Она понимала, почему мужчины не нападают на нее, они трусливы и не хотят отвечать за это в суде и сидеть в тюрьмах. Но стоит ей только расслабиться, а им найти удобное тихое место, как, наверняка, любой из них не упустит своего момента.
– Вон, как смотрит, глазищами своими, – думала она провожая пожилого сантехника взглядом. – И этот, даром что из налоговой, а схватит, так схватит, кобель!
Утром она обнаруживала, что подушка ее вся мокра от слез, и ненависть к мужскому полу только укрепилась. Она убирала Книгу в тумбочку и, позавтракав диетическими хлопьями, решительно шла на работу. Все дни ее были однообразными и по-своему тревожными. Ощущение близкой беды не отпускало ее ни на миг.
Но однажды ей повезло. В своем почтовом ящике она обнаружила повестку в городской суд. Ее, как самую сознательную гражданку города, приглашали быть присяжной на судебных разбирательствах.
В глазах ее засветилась надежда, а в сердце затрепетал огонек мщения. Она даже не пошла в тот день на работу. Со словами, «ну, теперь вы держитесь», она тщательно подготовилась, взяла паспорт и пошла к зданию Городского Суда.
Ее жизнь, наконец, обрела смысл.
Лицо
Серафима Карловна была строга и лишена сантиментов. Но об этом никто не знал. С самого детства она обладала одним уникальным свойством, которое очень помогало ей по жизни. Лицом.

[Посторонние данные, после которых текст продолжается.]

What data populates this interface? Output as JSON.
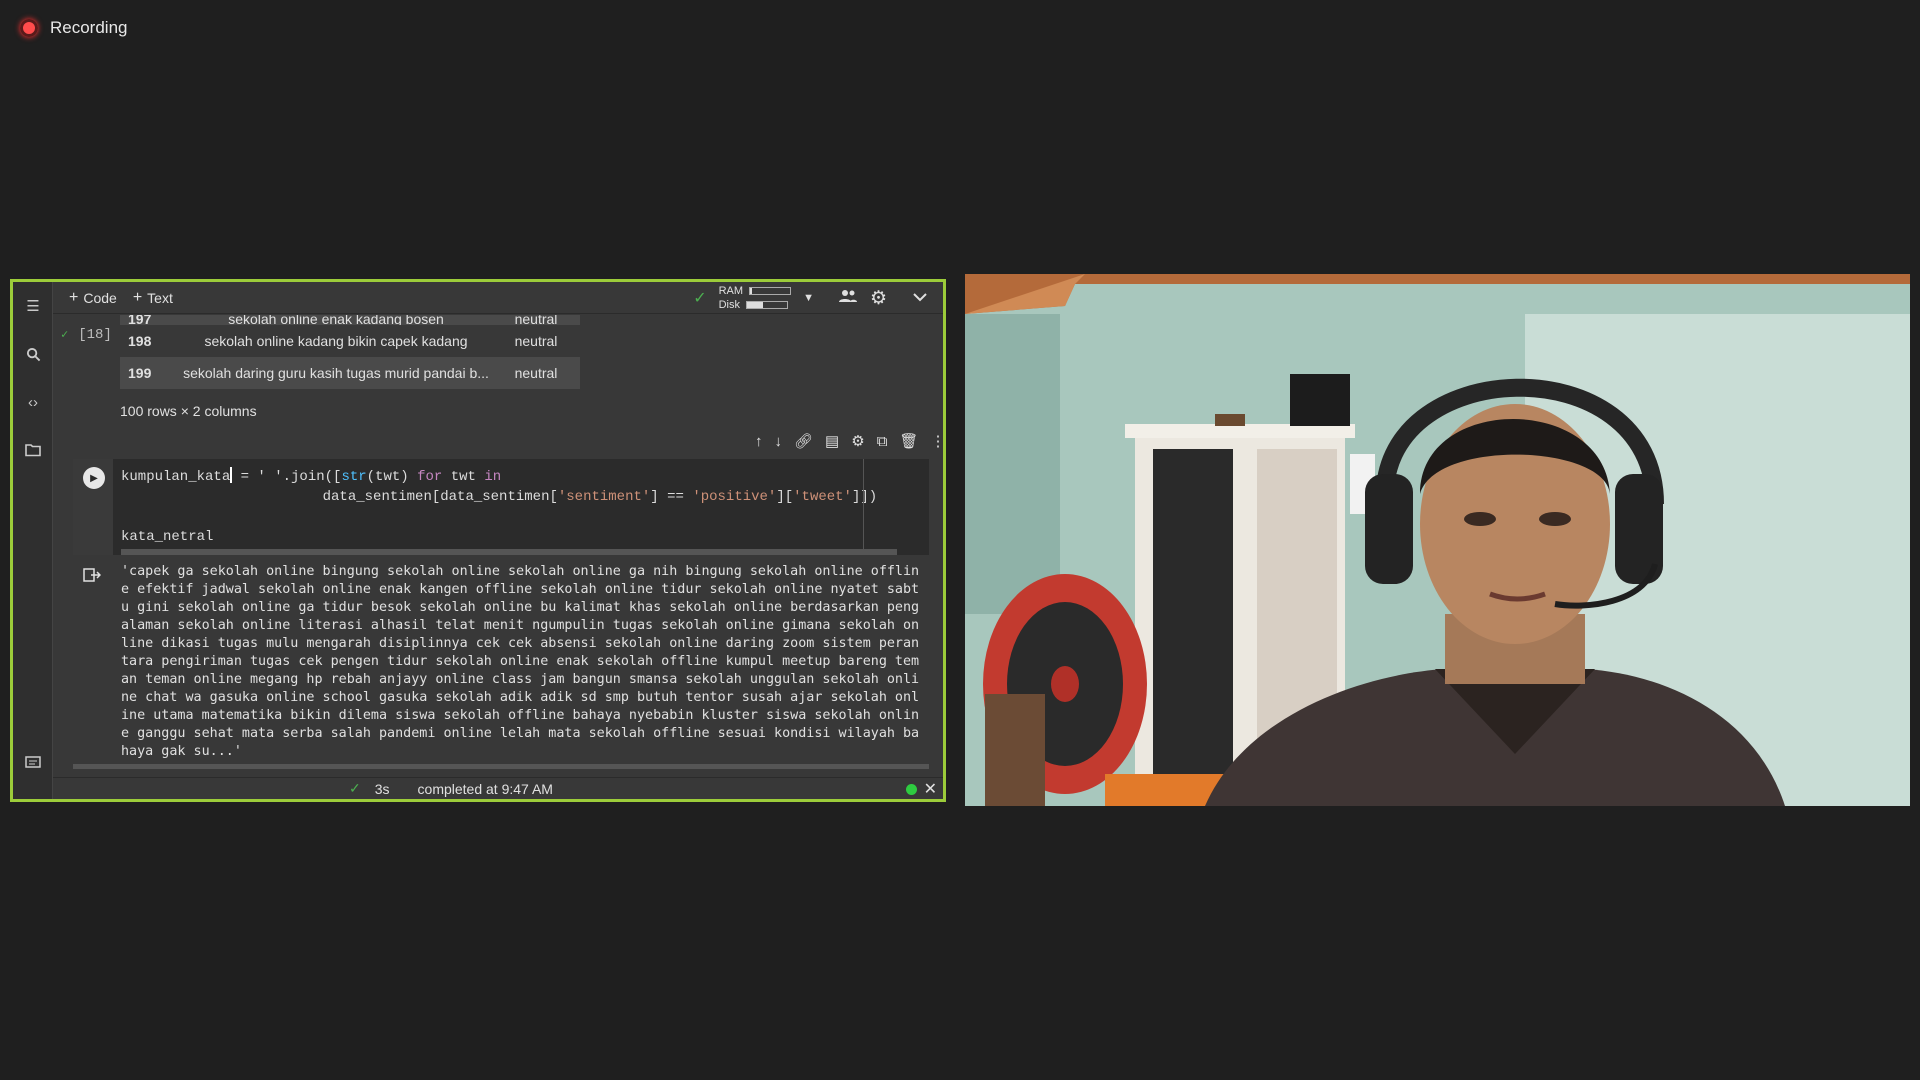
{
  "recording": {
    "label": "Recording"
  },
  "colab": {
    "toolbar": {
      "add_code": "Code",
      "add_text": "Text",
      "ram_label": "RAM",
      "disk_label": "Disk",
      "ram_fraction": 0.05,
      "disk_fraction": 0.4
    },
    "exec_count": "[18]",
    "dataframe": {
      "partial_row": {
        "index": "197",
        "text": "sekolah online enak kadang bosen",
        "label": "neutral"
      },
      "rows": [
        {
          "index": "198",
          "text": "sekolah online kadang bikin capek kadang",
          "label": "neutral"
        },
        {
          "index": "199",
          "text": "sekolah daring guru kasih tugas murid pandai b...",
          "label": "neutral"
        }
      ],
      "summary": "100 rows × 2 columns"
    },
    "code": {
      "var": "kumpulan_kata",
      "line1_rest": " = ' '.join([",
      "fn_str": "str",
      "line1_mid": "(twt) ",
      "kw_for": "for",
      "line1_mid2": " twt ",
      "kw_in": "in",
      "line2_a": "                        data_sentimen[data_sentimen[",
      "str_sentiment": "'sentiment'",
      "line2_b": "] == ",
      "str_positive": "'positive'",
      "line2_c": "][",
      "str_tweet": "'tweet'",
      "line2_d": "]])",
      "line3": "kata_netral"
    },
    "output_text": "'capek ga sekolah online bingung sekolah online sekolah online ga nih bingung sekolah online offline efektif jadwal sekolah online enak kangen offline sekolah online tidur sekolah online nyatet sabtu gini sekolah online ga tidur besok sekolah online bu kalimat khas sekolah online berdasarkan pengalaman sekolah online literasi alhasil telat menit ngumpulin tugas sekolah online gimana sekolah online dikasi tugas mulu mengarah disiplinnya cek cek absensi sekolah online daring zoom sistem perantara pengiriman tugas cek pengen tidur sekolah online enak sekolah offline kumpul meetup bareng teman teman online megang hp rebah anjayy online class jam bangun smansa sekolah unggulan sekolah online chat wa gasuka online school gasuka sekolah adik adik sd smp butuh tentor susah ajar sekolah online utama matematika bikin dilema siswa sekolah offline bahaya nyebabin kluster siswa sekolah online ganggu sehat mata serba salah pandemi online lelah mata sekolah offline sesuai kondisi wilayah bahaya gak su...'",
    "status": {
      "time": "3s",
      "message": "completed at 9:47 AM"
    }
  },
  "icons": {
    "rail": [
      "toc-icon",
      "search-icon",
      "code-snippets-icon",
      "folder-icon",
      "terminal-icon"
    ],
    "cell_toolbar": [
      "arrow-up-icon",
      "arrow-down-icon",
      "link-icon",
      "comment-icon",
      "settings-icon",
      "mirror-icon",
      "delete-icon",
      "more-icon"
    ]
  }
}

Лицо ее было добродушно и доброжелательно. Такому лицу хотелось рассказывать и рассказывать. Хотелось доверить свои самые сокровенные мысли. Однажды одна аферистка, получившая срок за мошенничество, сказала, что «с вашим лицом на вокзале нужно работать, чемоданы сторожить. С таким лицом вам всякий поверит».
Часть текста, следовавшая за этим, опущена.